From mboxrd@z Thu Jan  1 00:00:00 1970
Return-Path: <linux-kernel-owner@vger.kernel.org>
Received: (majordomo@vger.kernel.org) by vger.kernel.org via listexpand
	id S933030AbcFOPdE (ORCPT <rfc822;w@1wt.eu>);
	Wed, 15 Jun 2016 11:33:04 -0400
Received: from foss.arm.com ([217.140.101.70]:38354 "EHLO foss.arm.com"
	rhost-flags-OK-OK-OK-OK) by vger.kernel.org with ESMTP
	id S932432AbcFOPdB (ORCPT <rfc822;linux-kernel@vger.kernel.org>);
	Wed, 15 Jun 2016 11:33:01 -0400
Subject: Re: [rfc patch] sched/fair: Use instantaneous load for fork/exec
 balancing
To: Mike Galbraith <umgwanakikbuti@gmail.com>,
        Peter Zijlstra <peterz@infradead.org>
References: <1465891111.1694.13.camel@gmail.com> <5760115C.7040306@arm.com>
 <1465922407.3626.21.camel@gmail.com>
Cc: Yuyang Du <yuyang.du@intel.com>, LKML <linux-kernel@vger.kernel.org>
From: Dietmar Eggemann <dietmar.eggemann@arm.com>
Message-ID: <5761752A.6000606@arm.com>
Date: Wed, 15 Jun 2016 16:32:58 +0100
User-Agent: Mozilla/5.0 (X11; Linux x86_64; rv:38.0) Gecko/20100101
 Thunderbird/38.8.0
MIME-Version: 1.0
In-Reply-To: <1465922407.3626.21.camel@gmail.com>
Content-Type: text/plain; charset=utf-8
Content-Transfer-Encoding: 7bit
Sender: linux-kernel-owner@vger.kernel.org
List-ID: <linux-kernel.vger.kernel.org>
X-Mailing-List: linux-kernel@vger.kernel.org

On 14/06/16 17:40, Mike Galbraith wrote:
> On Tue, 2016-06-14 at 15:14 +0100, Dietmar Eggemann wrote:
> 
>> IMHO, the hackbench performance "boost" w/o 0905f04eb21f is due to the
>> fact that a new task gets all it's load decayed (making it a small task)
>> in the __update_load_avg() call in remove_entity_load_avg() because its
>> se->avg.last_update_time value is 0 which creates a huge time difference
>> comparing it to cfs_rq->avg.last_update_time. The patch 0905f04eb21f
>> avoids this and thus the task stays big se->avg.load_avg = 1024.
> 
> I don't care much at all about the hackbench "regression" in its own
> right, and what causes it, for me, bottom line is that there are cases
> where we need to be able to resolve, and can't, simply because we're
> looking at a fuzzy (rippling) reflection.

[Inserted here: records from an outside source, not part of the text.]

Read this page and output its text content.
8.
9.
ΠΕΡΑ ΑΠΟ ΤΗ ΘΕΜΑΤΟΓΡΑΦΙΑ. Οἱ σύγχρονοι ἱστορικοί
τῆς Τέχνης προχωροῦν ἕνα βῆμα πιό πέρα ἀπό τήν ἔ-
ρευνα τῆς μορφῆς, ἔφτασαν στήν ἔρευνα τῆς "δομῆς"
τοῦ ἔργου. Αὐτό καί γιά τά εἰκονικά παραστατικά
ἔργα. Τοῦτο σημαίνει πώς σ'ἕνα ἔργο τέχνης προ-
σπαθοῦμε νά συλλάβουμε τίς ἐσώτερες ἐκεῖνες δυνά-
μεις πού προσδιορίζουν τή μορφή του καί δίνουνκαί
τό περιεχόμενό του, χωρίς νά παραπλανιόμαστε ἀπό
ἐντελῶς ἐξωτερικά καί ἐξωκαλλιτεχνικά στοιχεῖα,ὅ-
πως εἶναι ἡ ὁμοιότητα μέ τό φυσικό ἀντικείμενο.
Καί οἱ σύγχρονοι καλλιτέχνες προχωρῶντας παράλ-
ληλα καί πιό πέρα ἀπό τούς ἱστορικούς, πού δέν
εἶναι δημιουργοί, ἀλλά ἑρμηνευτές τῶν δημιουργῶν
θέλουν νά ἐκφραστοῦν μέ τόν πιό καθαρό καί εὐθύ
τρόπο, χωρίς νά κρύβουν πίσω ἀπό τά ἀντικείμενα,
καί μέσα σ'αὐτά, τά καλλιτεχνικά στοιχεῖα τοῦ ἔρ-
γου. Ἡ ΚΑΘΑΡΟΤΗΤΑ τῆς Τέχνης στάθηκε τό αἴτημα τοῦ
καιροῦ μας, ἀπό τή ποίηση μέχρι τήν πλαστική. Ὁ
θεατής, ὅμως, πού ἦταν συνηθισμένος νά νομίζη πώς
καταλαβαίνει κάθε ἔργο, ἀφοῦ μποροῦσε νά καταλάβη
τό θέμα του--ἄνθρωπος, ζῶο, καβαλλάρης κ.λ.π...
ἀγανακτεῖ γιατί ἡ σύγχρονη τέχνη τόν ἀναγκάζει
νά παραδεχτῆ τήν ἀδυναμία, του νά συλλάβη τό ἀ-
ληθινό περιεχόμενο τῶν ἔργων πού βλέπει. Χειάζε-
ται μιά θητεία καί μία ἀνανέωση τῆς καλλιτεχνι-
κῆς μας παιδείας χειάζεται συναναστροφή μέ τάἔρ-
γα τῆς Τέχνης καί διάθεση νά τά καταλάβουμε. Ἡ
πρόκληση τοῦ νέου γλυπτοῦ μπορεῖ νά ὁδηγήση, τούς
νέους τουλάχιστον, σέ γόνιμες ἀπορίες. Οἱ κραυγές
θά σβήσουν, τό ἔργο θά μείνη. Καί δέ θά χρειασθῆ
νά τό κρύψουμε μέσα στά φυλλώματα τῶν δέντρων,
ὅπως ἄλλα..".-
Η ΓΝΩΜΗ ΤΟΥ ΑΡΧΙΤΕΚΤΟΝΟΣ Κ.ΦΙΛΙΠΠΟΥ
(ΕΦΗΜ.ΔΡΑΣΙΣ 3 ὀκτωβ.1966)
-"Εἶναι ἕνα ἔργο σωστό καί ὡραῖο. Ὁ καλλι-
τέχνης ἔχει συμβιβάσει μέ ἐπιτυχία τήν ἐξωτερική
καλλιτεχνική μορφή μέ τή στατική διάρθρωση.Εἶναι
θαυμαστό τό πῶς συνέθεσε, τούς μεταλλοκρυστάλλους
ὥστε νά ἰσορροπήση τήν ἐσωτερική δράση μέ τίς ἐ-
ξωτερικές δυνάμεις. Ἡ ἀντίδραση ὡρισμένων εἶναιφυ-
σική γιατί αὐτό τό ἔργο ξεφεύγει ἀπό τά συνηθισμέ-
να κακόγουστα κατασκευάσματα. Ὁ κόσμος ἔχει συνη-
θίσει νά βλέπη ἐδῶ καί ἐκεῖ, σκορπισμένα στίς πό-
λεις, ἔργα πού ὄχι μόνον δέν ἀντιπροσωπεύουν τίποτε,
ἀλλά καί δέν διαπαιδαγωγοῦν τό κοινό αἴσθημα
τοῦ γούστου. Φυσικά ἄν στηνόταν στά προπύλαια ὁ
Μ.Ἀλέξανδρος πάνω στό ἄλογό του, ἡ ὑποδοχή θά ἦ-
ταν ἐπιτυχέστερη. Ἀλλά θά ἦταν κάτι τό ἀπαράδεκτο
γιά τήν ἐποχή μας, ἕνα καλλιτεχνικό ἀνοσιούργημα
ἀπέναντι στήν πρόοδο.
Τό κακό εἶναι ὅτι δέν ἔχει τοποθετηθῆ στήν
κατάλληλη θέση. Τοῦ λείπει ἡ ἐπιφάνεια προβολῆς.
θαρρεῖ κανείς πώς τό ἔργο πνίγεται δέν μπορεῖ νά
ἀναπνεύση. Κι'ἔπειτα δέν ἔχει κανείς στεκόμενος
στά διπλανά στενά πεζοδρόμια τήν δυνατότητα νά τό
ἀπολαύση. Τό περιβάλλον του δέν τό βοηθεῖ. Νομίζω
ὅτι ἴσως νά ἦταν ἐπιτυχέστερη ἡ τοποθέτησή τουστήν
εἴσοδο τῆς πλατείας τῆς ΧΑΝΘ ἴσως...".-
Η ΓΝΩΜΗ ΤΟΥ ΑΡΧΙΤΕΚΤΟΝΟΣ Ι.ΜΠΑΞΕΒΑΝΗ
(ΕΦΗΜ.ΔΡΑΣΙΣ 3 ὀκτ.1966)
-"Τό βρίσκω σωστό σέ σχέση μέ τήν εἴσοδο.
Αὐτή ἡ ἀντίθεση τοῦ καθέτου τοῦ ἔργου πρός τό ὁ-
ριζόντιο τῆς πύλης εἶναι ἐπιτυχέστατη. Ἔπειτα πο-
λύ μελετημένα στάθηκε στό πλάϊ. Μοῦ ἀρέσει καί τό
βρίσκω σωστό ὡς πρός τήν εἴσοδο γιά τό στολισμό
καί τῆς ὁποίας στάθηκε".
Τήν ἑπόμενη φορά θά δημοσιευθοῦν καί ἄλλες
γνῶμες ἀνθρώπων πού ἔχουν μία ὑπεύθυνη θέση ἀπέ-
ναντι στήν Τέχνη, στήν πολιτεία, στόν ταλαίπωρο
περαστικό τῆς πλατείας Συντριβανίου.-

Understood. I just thought it would be nice to know why 0905f04eb21f
makes this problem even more visible. But so far I wasn't able to figure
out why this diff in se->avg.load_avg [1024 versus 0] has this effect on
cfs_rq->runnable_load_avg making it even less suitable in find idlest*.
enqueue_entity_load_avg()'s cfs_rq->runnable_load_* += sa->load_* looks
suspicious though.
> 
> In general, the fuzz helps us to not be so spastic.  I'm not sure that
> we really really need to care all that much, because I strongly suspect
> that it's only gonna make any difference at all in corner cases, but
> there are real world cases that matter.  I know for fact that schbench
> (facebook) which is at least based on a real world load fails early due
> to us stacking tasks due to that fuzzy view of reality.  In that case,
> it's because the fuzz consists of a high amplitude aging sawtooth..

... only for fork/exec? Which then would be related to the initial value
of se->avg.load_avg. Otherwise we could go back to pre b92486cbf2aa
"sched: Compute runnable load avg in cpu_load and cpu_avg_load_per_task".

> find idlest* sees a collection of pesudo-random numbers, effectively,
> the fates pick idlest via lottery, get it wrong often enough that a big
> box _never_ reaches full utilization before we stack tasks, putting an
> end to the latency game.  For generic loads, the smoothing works, but
> for some corners, it blows chunks.  Fork/exec seemed like a spot where
> you really can't go wrong by looking at clear unadulterated reality.
> 
> 	-Mike
>